So I’ve been experimenting with using plain language descriptions to generate Puppeteer workflows, and I’m genuinely curious about everyone’s real experience here. The concept sounds amazing on paper—just describe what you want and get working automation code. But in practice, I’m wondering if that’s actually how it plays out.
From what I’ve learned, the AI can generate solid initial code and even explain what it’s doing, which is helpful for understanding the logic. But websites change their UI constantly, and I’ve run into situations where selectors break or the generated script doesn’t handle edge cases well. It feels like you still need to understand the underlying automation concepts to actually maintain these scripts long term.
I’m curious—when you’ve used AI to generate Puppeteer automations from descriptions, how much manual tweaking and rewriting did you actually need to do before it was reliable enough for production? Are we talking minor adjustments or basically rebuilding half of it? And what kinds of issues did you run into that required you to jump into the actual code?
Yeah, this is exactly where most people get stuck. The plain English to code part is only half the battle—the real challenge is keeping those scripts stable when sites redesign.
What I’ve found works better is using a platform that gives you both the AI code generation AND a visual builder you can lean on when you need to adjust things. That way, you’re not constantly rewriting JavaScript. You can modify your workflow visually, and if you hit something the visual builder can’t do, then you dip into code with the AI assisting you.
Latenode does this well.

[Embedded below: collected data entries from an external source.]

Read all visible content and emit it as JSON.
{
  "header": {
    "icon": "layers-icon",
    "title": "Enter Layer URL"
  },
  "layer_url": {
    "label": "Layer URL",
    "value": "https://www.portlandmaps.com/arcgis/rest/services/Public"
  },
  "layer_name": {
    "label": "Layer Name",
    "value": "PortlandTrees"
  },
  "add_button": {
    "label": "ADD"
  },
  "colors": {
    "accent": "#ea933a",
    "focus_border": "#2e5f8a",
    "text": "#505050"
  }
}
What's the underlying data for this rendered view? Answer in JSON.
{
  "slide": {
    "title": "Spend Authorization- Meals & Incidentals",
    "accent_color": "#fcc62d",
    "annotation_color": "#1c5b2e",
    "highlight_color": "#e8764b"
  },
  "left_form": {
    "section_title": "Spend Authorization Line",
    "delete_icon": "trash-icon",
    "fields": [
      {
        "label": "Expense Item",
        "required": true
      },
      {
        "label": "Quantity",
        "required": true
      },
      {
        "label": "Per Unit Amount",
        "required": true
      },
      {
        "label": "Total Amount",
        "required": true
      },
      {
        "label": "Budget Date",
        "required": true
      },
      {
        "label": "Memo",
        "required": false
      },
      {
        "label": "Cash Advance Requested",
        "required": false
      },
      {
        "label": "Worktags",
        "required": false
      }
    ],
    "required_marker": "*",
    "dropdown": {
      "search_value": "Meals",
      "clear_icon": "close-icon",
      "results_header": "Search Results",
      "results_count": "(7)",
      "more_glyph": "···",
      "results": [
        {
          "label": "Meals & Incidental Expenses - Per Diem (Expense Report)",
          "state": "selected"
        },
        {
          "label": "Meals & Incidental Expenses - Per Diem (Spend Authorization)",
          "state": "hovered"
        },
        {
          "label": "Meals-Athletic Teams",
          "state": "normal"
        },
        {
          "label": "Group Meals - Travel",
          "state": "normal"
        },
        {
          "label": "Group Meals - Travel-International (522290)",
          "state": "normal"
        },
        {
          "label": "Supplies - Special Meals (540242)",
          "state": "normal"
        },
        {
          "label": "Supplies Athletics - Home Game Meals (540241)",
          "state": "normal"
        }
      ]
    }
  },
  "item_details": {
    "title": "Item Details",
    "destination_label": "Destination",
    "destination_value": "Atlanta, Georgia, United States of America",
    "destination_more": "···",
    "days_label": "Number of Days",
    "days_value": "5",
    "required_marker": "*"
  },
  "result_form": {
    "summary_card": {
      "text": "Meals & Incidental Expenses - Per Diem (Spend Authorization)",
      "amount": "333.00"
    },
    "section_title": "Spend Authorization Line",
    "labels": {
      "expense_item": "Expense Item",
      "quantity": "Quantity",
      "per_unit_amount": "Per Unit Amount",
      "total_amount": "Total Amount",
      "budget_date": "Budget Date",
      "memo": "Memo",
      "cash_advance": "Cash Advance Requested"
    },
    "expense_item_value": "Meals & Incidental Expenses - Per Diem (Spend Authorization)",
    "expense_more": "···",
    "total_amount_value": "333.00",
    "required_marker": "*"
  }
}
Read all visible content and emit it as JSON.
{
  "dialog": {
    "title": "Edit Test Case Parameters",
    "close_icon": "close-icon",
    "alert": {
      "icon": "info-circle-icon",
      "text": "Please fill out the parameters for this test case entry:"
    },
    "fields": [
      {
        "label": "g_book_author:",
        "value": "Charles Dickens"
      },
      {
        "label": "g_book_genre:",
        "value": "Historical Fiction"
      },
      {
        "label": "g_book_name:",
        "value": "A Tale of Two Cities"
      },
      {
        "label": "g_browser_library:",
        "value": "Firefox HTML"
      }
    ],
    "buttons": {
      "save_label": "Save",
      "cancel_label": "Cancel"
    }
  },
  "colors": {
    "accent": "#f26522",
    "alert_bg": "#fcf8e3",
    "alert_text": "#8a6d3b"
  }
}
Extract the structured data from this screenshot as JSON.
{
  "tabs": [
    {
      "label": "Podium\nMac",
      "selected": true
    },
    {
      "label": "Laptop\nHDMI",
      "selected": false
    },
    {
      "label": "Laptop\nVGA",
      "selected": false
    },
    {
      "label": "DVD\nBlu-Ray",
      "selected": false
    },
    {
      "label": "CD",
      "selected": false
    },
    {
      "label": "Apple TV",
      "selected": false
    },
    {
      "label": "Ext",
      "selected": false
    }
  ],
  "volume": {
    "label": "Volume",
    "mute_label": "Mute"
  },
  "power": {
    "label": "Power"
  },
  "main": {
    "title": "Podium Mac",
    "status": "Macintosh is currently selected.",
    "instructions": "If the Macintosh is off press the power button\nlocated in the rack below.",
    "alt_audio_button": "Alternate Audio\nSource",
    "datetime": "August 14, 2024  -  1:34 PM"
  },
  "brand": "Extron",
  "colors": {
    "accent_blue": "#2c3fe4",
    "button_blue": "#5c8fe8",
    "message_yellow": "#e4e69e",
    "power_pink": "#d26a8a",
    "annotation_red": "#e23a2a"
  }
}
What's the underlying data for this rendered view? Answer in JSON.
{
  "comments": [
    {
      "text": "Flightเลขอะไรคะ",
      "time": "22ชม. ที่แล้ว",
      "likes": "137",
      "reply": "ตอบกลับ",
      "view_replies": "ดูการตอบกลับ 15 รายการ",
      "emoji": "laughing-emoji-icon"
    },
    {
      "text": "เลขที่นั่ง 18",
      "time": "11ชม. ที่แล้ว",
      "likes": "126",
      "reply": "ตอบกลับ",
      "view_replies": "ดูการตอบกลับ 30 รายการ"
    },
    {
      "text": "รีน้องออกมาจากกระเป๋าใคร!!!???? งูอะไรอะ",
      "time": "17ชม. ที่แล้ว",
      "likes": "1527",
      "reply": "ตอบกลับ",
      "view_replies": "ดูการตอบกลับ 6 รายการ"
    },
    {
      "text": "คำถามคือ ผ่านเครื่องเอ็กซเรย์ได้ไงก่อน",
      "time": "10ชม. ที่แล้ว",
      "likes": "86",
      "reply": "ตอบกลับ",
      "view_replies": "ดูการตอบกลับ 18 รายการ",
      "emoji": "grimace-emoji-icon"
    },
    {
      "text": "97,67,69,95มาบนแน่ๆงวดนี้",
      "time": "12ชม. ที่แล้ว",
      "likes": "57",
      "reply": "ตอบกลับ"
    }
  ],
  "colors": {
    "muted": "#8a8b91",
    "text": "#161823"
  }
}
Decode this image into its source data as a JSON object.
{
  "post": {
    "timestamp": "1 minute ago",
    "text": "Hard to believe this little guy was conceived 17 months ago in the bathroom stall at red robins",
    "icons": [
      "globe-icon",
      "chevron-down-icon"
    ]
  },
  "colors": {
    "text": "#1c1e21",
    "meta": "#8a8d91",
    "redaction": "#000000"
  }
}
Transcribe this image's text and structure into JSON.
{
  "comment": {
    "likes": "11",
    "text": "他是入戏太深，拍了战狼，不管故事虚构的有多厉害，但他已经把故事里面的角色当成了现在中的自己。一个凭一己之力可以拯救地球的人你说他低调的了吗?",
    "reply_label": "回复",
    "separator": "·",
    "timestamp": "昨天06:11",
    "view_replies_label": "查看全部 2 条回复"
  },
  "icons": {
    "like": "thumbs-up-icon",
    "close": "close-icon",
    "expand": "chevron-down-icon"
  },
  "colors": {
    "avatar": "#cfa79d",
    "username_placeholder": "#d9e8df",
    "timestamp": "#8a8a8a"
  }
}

The AI copilot generates your workflow from your description, but then you can tweak it in the visual builder without touching code. And when a website changes its layout, you can adjust selectors or logic in the builder instead of rewriting entire scripts.
The key insight is that pure code generation is fragile. But code generation plus a visual layer for maintenance? That’s actually sustainable.
I’ve been through this cycle more times than I’d like to admit. The AI generates a solid foundation, sure, but the real work starts after that.
In my experience, you need to rewrite maybe 30-40% of what the copilot gives you, especially around error handling and edge cases. The AI is pretty good at the happy path—click this button, fill this form, extract data—but it often misses the scenarios where things go wrong.
What helped me was building incrementally. Instead of asking the AI to generate a massive 50-step workflow, I had it generate smaller pieces that I could test individually. That way, if something breaks, I know exactly where the problem is.
Also, the context matters a lot. If you give the AI a detailed description of the website structure and what could go wrong, it generates better code. “Click the login button” is too vague. “Click the login button with id ‘submit-btn’, wait for the page to redirect, then check if we’re on the dashboard” gets you closer to production-ready code.
From what I’ve observed, the amount of rework depends heavily on complexity. Simple workflows—login, fill a form, submit—might only need minor tweaks. But anything involving dynamic content, multiple pages, or conditional logic usually needs significant revision.
The AI struggles most with error recovery and timeout handling. It generates the happy path but doesn’t anticipate things like slow page loads or missing elements. So you end up adding retry logic, better selectors, and validation checks after the fact.
One practical approach is to treat the AI output as a skeleton. It’s right about the overall flow and structure, but you need to flesh out the robustness. That’s where your actual engineering comes in—making sure the script doesn’t crash when something unexpected happens.
The generated code is functional but rarely production-ready without modifications. The primary issues stem from the AI’s inability to anticipate site-specific edge cases and dynamic content patterns that require contextual understanding beyond the initial description.
When implementing AI-generated Puppeteer code in production environments, you should expect to invest time in adding comprehensive error handling, implementing retry mechanisms for transient failures, and refining selectors for robustness. The AI handles the structural framework well, but the implementation details that separate prototype code from maintainable production code typically require manual refinement.
Usually need to rewrite 20-30% of the generated code. AI nails the basic flow but misses error handling, timeouts, and edge cases. Start small, test often, then expand.